Sant'Egidio announces peace in Mindanao

ROME-A 40-year conflict concludes with a peace pact between Islamic separatists and the government, promising an end to decades of inter-ethnic violence in Mindanao.

 The Comprehensive Agreement on the Bangsamoro, signed Thursday at a ceremony in the presidential palace in Manila by the leader of the Moro Islamic Liberation Front (MILF), Murad Ebrahim, and President Benigno Aquino, comes as a result of peace negotiations spanning over 17 years, and mediated by Malaysia and the so-called Contact Group composed of four international organisations, including the Sant’Egidio Community.

 “Sant’Egidio has been following the conflict for years,” said the president of the Community Marco Impagliazzo at the press conference held Thursday in Trastevere. “We believe in what Pope John Paul II called “the spirit of Assisi”, he continued, “collaboration of religions to bring peace in the world. It could not have been more relevant in the case of Mindanao, where religion was at the centre of the conflict.”

 The long-lasting unrest in Mindanao, the second largest and southernmost island in the Philippines, has its roots in the redrawing of the borders in the aftermath of the Spanish conquest and the subsequent U.S. rule in the region, never accepted by the population of the area. The term “Bangasamoro” refers to its Muslim inhabitants who, at the time of the Spanish colonisation, were considered the indigenous people of the southern Philippines. In the 1980s autonomy was granted to the Mindanao region by the Philippine government, however, in 1996 the agreement between the two sides was rejected by a part of the Moro front, which had separated from the original rebel group in the 1970s and, under the name of MILF, continued an armed struggle for independence. Despite the cease-fire agreement in 2001, violence never stopped, claiming over the years the total number of 150.000 lives.

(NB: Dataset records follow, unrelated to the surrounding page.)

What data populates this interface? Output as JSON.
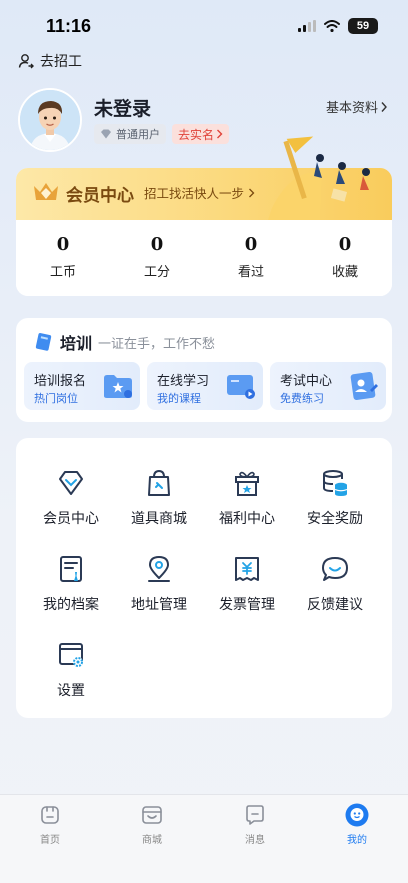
{
  "status_bar": {
    "time": "11:16",
    "battery": "59"
  },
  "top_link": {
    "label": "去招工"
  },
  "profile": {
    "name": "未登录",
    "user_type": "普通用户",
    "verify_label": "去实名",
    "basic_info_label": "基本资料"
  },
  "member_center": {
    "title": "会员中心",
    "subtitle": "招工找活快人一步",
    "stats": [
      {
        "value": "0",
        "label": "工币"
      },
      {
        "value": "0",
        "label": "工分"
      },
      {
        "value": "0",
        "label": "看过"
      },
      {
        "value": "0",
        "label": "收藏"
      }
    ]
  },
  "training": {
    "title": "培训",
    "slogan": "一证在手，工作不愁",
    "cards": [
      {
        "title": "培训报名",
        "subtitle": "热门岗位",
        "icon": "folder-star-icon"
      },
      {
        "title": "在线学习",
        "subtitle": "我的课程",
        "icon": "video-course-icon"
      },
      {
        "title": "考试中心",
        "subtitle": "免费练习",
        "icon": "exam-card-icon"
      }
    ]
  },
  "services": [
    {
      "label": "会员中心",
      "icon": "diamond-icon"
    },
    {
      "label": "道具商城",
      "icon": "shopping-bag-icon"
    },
    {
      "label": "福利中心",
      "icon": "gift-icon"
    },
    {
      "label": "安全奖励",
      "icon": "coin-stack-icon"
    },
    {
      "label": "我的档案",
      "icon": "file-profile-icon"
    },
    {
      "label": "地址管理",
      "icon": "location-pin-icon"
    },
    {
      "label": "发票管理",
      "icon": "invoice-icon"
    },
    {
      "label": "反馈建议",
      "icon": "feedback-chat-icon"
    },
    {
      "label": "设置",
      "icon": "settings-window-icon"
    }
  ],
  "tabbar": {
    "items": [
      {
        "label": "首页",
        "icon": "home-icon"
      },
      {
        "label": "商城",
        "icon": "store-icon"
      },
      {
        "label": "消息",
        "icon": "message-icon"
      },
      {
        "label": "我的",
        "icon": "profile-icon"
      }
    ],
    "active_index": 3
  },
  "colors": {
    "accent": "#1e7bf0",
    "gold": "#f9cc5c",
    "verify_red": "#e0433a",
    "icon_stroke": "#2b3a55",
    "icon_accent": "#23a3e6"
  }
}
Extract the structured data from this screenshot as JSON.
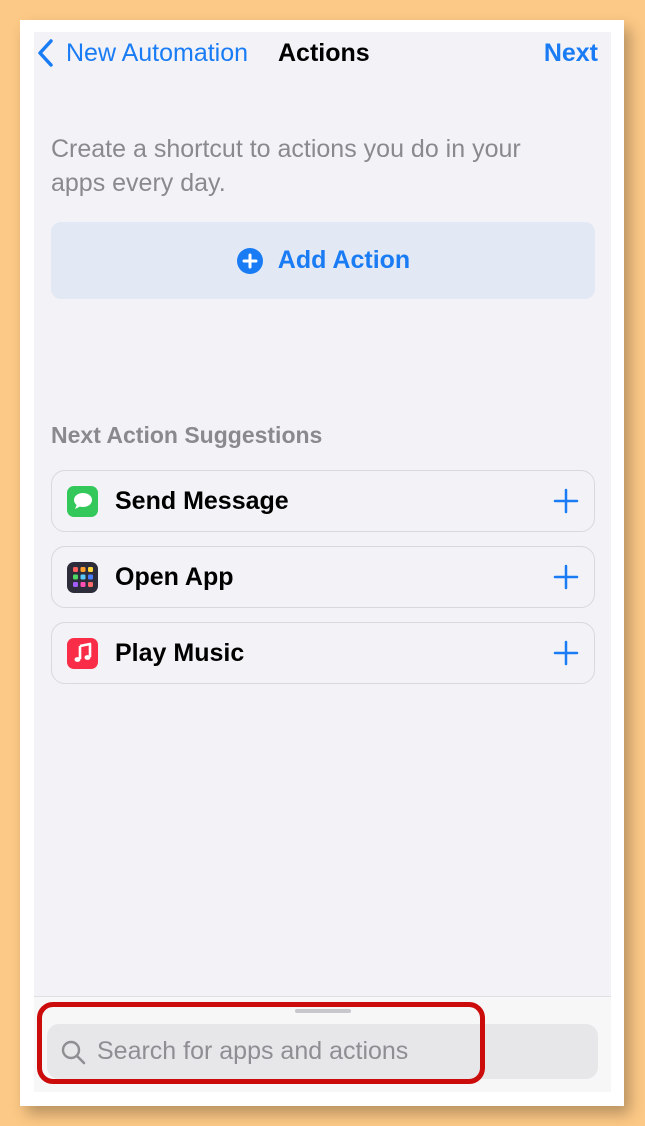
{
  "nav": {
    "back_label": "New Automation",
    "title": "Actions",
    "next_label": "Next"
  },
  "intro_text": "Create a shortcut to actions you do in your apps every day.",
  "add_action_label": "Add Action",
  "suggestions": {
    "title": "Next Action Suggestions",
    "items": [
      {
        "label": "Send Message",
        "icon": "messages-icon",
        "color": "#34c759"
      },
      {
        "label": "Open App",
        "icon": "app-grid-icon",
        "color": "#2c2c3a"
      },
      {
        "label": "Play Music",
        "icon": "music-icon",
        "color": "#fa2d48"
      }
    ]
  },
  "search": {
    "placeholder": "Search for apps and actions"
  },
  "colors": {
    "accent": "#1a7cf5",
    "highlight": "#cc0b0b",
    "background": "#f2f2f7"
  }
}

 It was in the second half of 2000s when the Sant’Egidio Community got directly involved in the peace negotiations, joining forces with the local Church, under the leadership of Cardinal Quevedo, and the Islamic association Muhammaddiyah, another member of the Contact Group, with a series of meetings held with MILF representatives both in Rome and Indonesia.

“Italy is one of the major immigration destinations for Philippine citizens,” stressed Signor Impagliazzo. “It is only right that we take interest in their cause.” Sant’Egidio delegate Alberto Quattrucci, the general secretary of the Community, participated in the conclusive stages of the negotiations, and was in attendance at yesterday’s ceremony in Manila.

 “It is the most inclusive agreement one could wish for in such a complex situation,” stated Dr Valeria Martano, Sant’Egidio Asia expert, present at Friday’s press conference. The terms of the Comprehensive Agreement oblige MILF to drop its separatist claims and to settle for a parliamentary self-rule in the Bangsamoro autonomous region, to be established by 2016. On top of that, MILF will gradually decommission its military forces (around 12.000 men) and will engage in what is referred to as “power sharing” with the Philipino government, which will, however, retain exclusive powers on matters of defence, foreign policy, currency and citizenship.

Teresa Deles, presidential adviser on the peace process, present at the signing of the pact in Manila, is optimistic: “After seventeen long years of difficult negotiations, it is the first time that a political solution is reached which could guarantee lasting peace and progress in Mindanao.”